Why Tech Bros Are Now Obsessed with Taste
Let’s end with a rather half-baked thought—and an attempt at some cultural critique.
I recently saw that Palantir is selling this very stylish bleu de travail (a blue French worker’s jacket), and I was wondering what exactly the point of that might be. I mean, Palantir is a damn software surveillance company. But then I came across this article, which introduced the term “taste-washing.” And I think the author is onto sth.
Because in a classical Bourdieusian sense, I tend to think that “taste” (or whatever these people mean when they say it) is mostly a feature of elite distinction. Our AI overlords want to create the impression that they are not part of the slop their products generate. They want to appear as men-above-time—Being (!) beyond their creations.
The only problem is that the Elon Musks of this world are simpletons at heart. There is no aristocratic greatness there, no real taste-making ability, no deeper aesthetic or moral merit. Their obsession with taste is just performance. Nothing more.
And that, once again, is truly a sign of our times.
(Maybe more on this in the future, but I feel these few sentences basically capture it all. Martin Gurri and Christopher Lasch knew this all along. It’s not that deep.)
A decade or two ago, millennial hipsters made a claim to good taste by exercising their preference for, say, craft India pale ales over Budweiser, Arcade Fire over Nickelback, or American Apparel over Abercrombie & Fitch. Hipster identity was built on what one chose to consume, and a fetishization of the lo-fi, the handcrafted, and the artisanal—qualities that were eventually co-opted and absorbed by corporate behemoths such as Meta, via Instagram, and Amazon, via Whole Foods. Now A.I. companies are attempting to hitch themselves to a similar aura of artisanality, even as their core products promise to automate all that is human into obsolescence. Last year, Anthropic hosted a pop-up café in Manhattan (what could be more hipster?) and gave away baseball caps embroidered with the word “thinking.” OpenAI’s recent Super Bowl commercial, titled “You Can Just Build Things,” is shot, with faux-analog cinematographic flair, from a human point of view, with hands gripping the handlebars of a bike, writing in a notebook, and playing chess—never mind that the thing being advertised is a hypothetically omniscient robot. You, too, can be tasteful, the ad seems to say, if only you choose the right chatbot to run your life.

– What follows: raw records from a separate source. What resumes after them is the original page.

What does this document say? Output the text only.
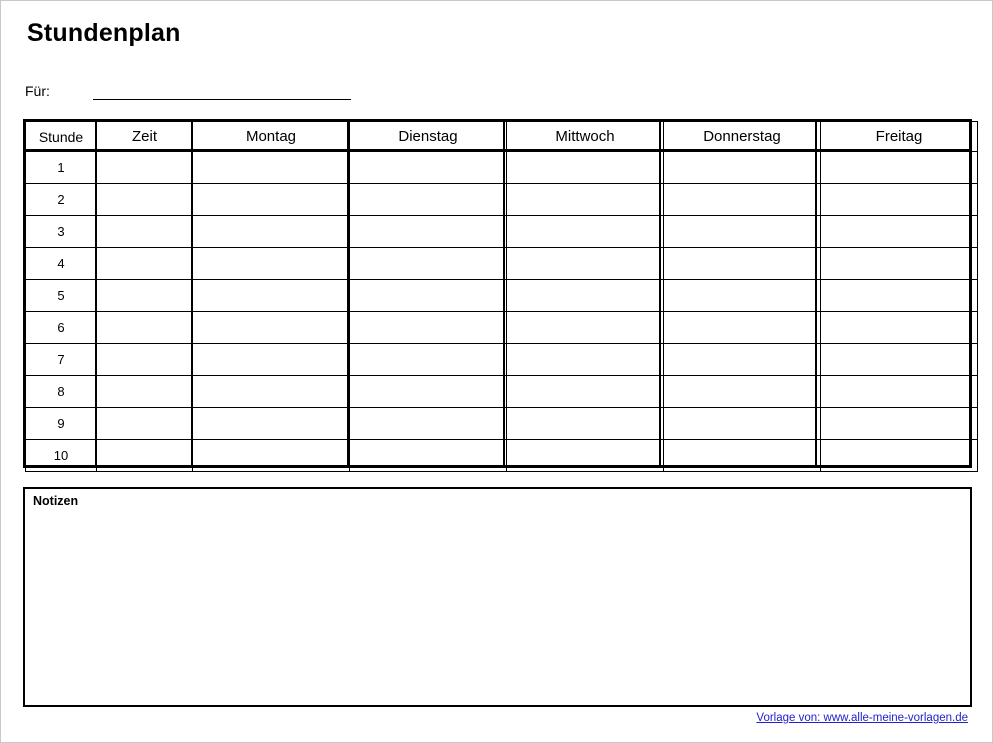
Stundenplan
Für:
Stunde	Zeit	Montag	Dienstag	Mittwoch	Donnerstag	Freitag
1						
2						
3						
4						
5						
6						
7						
8						
9						
10						
Notizen
Vorlage von: www.alle-meine-vorlagen.de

A.I. companies need to associate themselves with taste precisely because their tools are not very palatable, much less cool, to anyone outside of Silicon Valley. Many people view A.I. tools as a threat—to their livelihoods, to their futures, to their senses of self. Few, whom I know, see them as individuality-affirming life-style choices. We might call what’s going on now “taste-washing,” an attempt to give anti-humanist technologies a veneer of liberal humanism.
[…]
However discerning the humans behind these endeavors fancy themselves to be, A.I. remains a fundamentally tasteless technology, in at least one respect. The eighteenth-century French philosophers who established a definition of taste in Western thought considered it an ineffable quality, a reminder that the God-given goodness in each of us recognizes that of the rest of the world. Voltaire once wrote that, “in order to have taste, it is not enough to see and to know what is beautiful in a given work. One must feel beauty and be moved by it.” No large language model has yet been programmed to feel anything, and no number of branded baseball caps is going to change that.